Abu Dhabi saw perhaps the most evenly matched contests between bat and ball, with an overall run-rate over 8.2 an over. We also did see teams beginning to chase down totals more comfortably as the IPL wore on, with dew playing a role. That will not be the case during the day games-Australia only play one game under lights-which should in some ways suit both teams and their approach to T20 cricket.

T20I Head-to-Head: Australia 13 South Africa 8 (1-0 in T20 WCs)

Team Watch:


Injury/Availability Concerns: The only real injury concern coming into this World Cup was the bowling fitness of Marcus Stoinis. But he seemed quite at ease with his body during the game against India and Finch did talk about the crucial role that the all-rounder will have to play with the ball alongside Glenn Maxwell and Mitchell Marsh.

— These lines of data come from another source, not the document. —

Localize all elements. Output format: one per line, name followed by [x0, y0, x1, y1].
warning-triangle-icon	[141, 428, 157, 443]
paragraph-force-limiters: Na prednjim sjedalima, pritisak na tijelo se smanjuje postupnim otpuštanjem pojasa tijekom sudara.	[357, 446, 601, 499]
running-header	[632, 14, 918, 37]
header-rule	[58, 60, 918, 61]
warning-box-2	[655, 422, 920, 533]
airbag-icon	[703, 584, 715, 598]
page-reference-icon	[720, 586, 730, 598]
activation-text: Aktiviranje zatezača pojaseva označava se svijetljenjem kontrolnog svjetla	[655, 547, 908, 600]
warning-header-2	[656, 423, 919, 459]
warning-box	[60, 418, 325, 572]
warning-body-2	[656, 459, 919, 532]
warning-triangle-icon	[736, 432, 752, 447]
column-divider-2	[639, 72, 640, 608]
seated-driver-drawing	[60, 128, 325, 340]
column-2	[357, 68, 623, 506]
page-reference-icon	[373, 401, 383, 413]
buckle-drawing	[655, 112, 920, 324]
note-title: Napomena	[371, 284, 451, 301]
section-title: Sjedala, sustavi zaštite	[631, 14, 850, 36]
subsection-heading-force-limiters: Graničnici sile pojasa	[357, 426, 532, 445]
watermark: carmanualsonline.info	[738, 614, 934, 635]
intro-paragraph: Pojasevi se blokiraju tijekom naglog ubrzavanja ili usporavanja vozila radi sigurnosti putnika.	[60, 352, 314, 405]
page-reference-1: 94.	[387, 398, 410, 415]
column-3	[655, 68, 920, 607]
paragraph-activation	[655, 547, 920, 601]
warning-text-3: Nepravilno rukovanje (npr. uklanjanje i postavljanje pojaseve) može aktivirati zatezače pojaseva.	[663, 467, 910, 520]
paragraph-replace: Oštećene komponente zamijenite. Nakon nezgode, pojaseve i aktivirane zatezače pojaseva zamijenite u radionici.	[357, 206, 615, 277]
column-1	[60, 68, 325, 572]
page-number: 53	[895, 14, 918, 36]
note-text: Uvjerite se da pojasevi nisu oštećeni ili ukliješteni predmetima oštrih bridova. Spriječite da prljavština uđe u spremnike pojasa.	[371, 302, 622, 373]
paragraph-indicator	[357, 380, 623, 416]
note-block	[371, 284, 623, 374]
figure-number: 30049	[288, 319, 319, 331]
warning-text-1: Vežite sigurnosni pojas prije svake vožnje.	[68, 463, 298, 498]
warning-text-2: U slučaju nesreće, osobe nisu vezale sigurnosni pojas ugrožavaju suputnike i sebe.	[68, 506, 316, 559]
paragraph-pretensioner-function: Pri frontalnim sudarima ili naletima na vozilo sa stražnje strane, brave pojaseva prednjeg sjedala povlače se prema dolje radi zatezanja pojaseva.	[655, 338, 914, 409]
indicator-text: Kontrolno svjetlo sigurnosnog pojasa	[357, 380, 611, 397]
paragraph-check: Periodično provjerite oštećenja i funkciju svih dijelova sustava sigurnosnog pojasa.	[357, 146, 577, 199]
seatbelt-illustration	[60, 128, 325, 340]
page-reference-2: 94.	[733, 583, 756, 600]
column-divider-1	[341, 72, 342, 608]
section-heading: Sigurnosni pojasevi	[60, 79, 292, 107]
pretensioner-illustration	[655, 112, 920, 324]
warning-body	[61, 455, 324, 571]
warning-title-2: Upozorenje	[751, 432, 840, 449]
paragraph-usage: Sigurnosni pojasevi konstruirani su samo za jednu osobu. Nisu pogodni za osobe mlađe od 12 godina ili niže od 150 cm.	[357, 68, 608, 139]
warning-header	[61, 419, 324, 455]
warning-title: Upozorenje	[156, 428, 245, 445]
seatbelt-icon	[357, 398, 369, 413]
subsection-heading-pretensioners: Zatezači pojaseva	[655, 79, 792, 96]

Tactics & Matchups: It's a game that could well be decided within the powerplays. Australia's strength in T20 cricket, especially against South Africa, has been Warner and Finch putting on big stands at the top of the order and giving their middle-order the licence to launch assaults. It was against the Proteas that Warner had announced himself on the world stage over a decade ago and he's continued in that vein, averaging 35.15 with a strike-rate of 148.86. What better time than now to regain his form against them.

Add to it the fact that South Africa have been the most expensive team in the powerplay with ball in hand over the last two years. And that'll mean the longer the openers bat, the fewer overs the likes of Maxwell and Stoinis might have to face from the likes of Kagiso Rabada and Anrich Nortje. The match-up that could eventually decide the game though will come in the middle-overs when Steve Smith goes up against Tabraiz Shamsi. Finch's decision to play the extra batter in some ways gives him the flexibility to be more forceful with the bat in the powerplay, like they tried being against New Zealand in their first warm-up.

Probable XI: David Warner, Aaron Finch (c), Mitchell Marsh, Steve Smith, Glenn Maxwell, Marcus Stoinis, Matthew Wade (wk), Ashton Agar/Pat Cummins, Mitchell Starc, Adam Zampa, Josh Hazlewood

South Africa

Injury/Availability Concerns: Temba Bavuma played his first match on Monday after 50 days out with a broken thumb. He has come through both warm-up games unscathed. Tabraiz Shamsi left Wednesday's match against Pakistan with a tight groin after bowling only four balls, but Bavuma said on Friday he had passed a fitness test.

Tactics & Matchups: Bavuma opened and batted at No. 4 in the warm-ups, and scored 77 runs at a strike rate of 95.06 – not nearly fast enough. But South Africa will look to him to anchor the innings. Rassie van der Dussen's 51-ball 101 not out against Pakistan was a thing of beauty, and his first time past 50 in eight T20 innings. South Africa will need him, especially if Quinton de Kock doesn't bounce back from his singe-figure efforts in the warm-ups. Shamsi is key to an attack that finally found its spin mojo in Sri Lanka in September.

Probable XI: Quinton de Kock (wk), Temba Bavuma (c), Aiden Markram, Rassie van der Dussen, David Miller, Dwaine Pretorius, Keshav Maharaj, Kagiso Rabada, Anrich Nortje, Tabraiz Shamsi, Lungi Ngidi.

Did You Know:

– Australia and South Africa have an identical win-loss record in T20 WCs. Australia have won 16 and lost 13 out of 29 games; South Africa have won 18 and lost 12 out of 30 games.

– David Warner averages 35.15 in the 14 T20I innings against South Africa, where he's scored 457 runs at a SR of 148.86

– Tabraiz Shamsi has picked 28 wickets in 17 T20Is this year

What They Said:

“With the bat, they are quite top heavy with guys like [Aaron] Finch, [David] Warner, [and Steve] Smith at the top. We are looking to strike up front and put their middle order batters under pressure. The earlier we can get those guys in, the more we can put them under pressure.” – South Africa captain Temba Bavuma.